Their partnership with our framing company will allow the image company to offer its customer a richer experience. They can choose an image, select the mat and frame they like best, and view the finished product on the screen. Click on the site and you can send the order directly to our fulfillment center in Memphis where we will print a single copy, mat and frame it, and send it directly to your home. Within a few days from your click you get a picture ready for hanging and framed to your exact specs. And, because the art is digital, it is scalable. You can specify dimensions to fit the space above your sofa.

The image company will be able to stick to what they do best, e-commerce. It did not have to go into the frame business. It did not have to get into the shipping business. And we get the order for all the fulfillment business, which could dramatically increase our revenues and better employ our capacity.

Think about this for a moment. Both these arrangements involve tying the service and fulfillment capability of one company to the selling or producing ability of another business, exactly the same specialization of labor that Adam Smith wrote about long ago. It's no different from the way mighty Cisco an other New Economy companies do business: More than half of the orders that go to Cisco are routed directly to a supplier who does everything to fill the order. All Cisco does is bill you and pay the supplier…

Our little frame company stands in relationship with the big image company in exactly the same way that Cisco's suppliers stand to Cisco. The customer interface is Cisco: But just about all the physical work is done by the supplier.
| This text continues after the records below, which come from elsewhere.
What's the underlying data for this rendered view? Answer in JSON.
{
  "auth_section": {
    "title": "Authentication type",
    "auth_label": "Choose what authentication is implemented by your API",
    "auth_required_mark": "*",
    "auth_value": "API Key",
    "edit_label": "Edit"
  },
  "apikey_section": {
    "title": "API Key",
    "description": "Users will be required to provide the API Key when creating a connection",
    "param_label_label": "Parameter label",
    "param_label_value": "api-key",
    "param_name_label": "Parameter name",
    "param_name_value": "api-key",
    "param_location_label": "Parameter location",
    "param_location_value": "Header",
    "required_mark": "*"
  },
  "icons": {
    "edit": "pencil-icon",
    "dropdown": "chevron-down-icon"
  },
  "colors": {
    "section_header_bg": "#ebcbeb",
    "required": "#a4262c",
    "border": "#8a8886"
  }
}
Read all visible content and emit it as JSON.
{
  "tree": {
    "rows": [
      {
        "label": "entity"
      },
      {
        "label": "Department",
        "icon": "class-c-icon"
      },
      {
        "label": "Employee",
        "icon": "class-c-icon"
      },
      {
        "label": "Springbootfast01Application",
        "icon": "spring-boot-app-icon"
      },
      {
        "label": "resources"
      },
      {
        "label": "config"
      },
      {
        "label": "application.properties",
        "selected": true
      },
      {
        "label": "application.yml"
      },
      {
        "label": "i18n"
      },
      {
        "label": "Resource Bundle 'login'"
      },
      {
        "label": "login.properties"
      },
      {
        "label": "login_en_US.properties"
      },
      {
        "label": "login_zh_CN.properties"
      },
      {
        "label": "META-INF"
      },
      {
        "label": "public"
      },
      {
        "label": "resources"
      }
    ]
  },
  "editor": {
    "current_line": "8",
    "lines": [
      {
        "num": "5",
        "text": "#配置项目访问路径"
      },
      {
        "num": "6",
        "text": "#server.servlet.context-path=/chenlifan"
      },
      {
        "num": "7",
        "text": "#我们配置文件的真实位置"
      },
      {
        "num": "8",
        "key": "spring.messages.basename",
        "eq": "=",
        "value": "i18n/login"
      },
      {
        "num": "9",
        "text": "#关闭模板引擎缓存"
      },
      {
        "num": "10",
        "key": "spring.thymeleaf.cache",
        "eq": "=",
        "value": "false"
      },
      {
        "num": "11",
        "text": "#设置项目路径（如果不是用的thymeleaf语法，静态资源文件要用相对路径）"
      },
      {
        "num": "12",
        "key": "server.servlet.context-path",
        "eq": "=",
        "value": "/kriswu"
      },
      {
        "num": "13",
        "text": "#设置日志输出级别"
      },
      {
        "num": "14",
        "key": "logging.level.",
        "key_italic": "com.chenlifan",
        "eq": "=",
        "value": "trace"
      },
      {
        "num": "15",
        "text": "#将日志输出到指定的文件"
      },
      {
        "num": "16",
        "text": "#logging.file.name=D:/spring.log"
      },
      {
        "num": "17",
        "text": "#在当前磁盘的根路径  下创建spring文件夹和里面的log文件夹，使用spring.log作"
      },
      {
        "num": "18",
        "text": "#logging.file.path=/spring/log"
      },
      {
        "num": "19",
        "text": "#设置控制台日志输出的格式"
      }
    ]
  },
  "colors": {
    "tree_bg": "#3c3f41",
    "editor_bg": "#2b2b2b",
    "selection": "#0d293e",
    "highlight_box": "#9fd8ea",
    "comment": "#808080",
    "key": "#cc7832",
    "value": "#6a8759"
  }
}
The supplier gains by its relationship with Cisco's superb reputation and marketing. Cisco gains by its ability to satisfy its customers without having to build a manufacturing plant or create an order fulfillment infrastructure. Cisco--as is explained elsewhere in this issue--is able to build its business without requiring constant infusions of fresh capital.

In both cases--the frame business and the lens business--we were able to tie our fulfillment capabilities to a net-based partnership, which benefited both parties. Better yet, the relationship improved the consumer experience at the other end.

In your business can you identify net-based partnerships that could make sluggish sales grow again? I suspect you can. Just look around and let your imagination flow.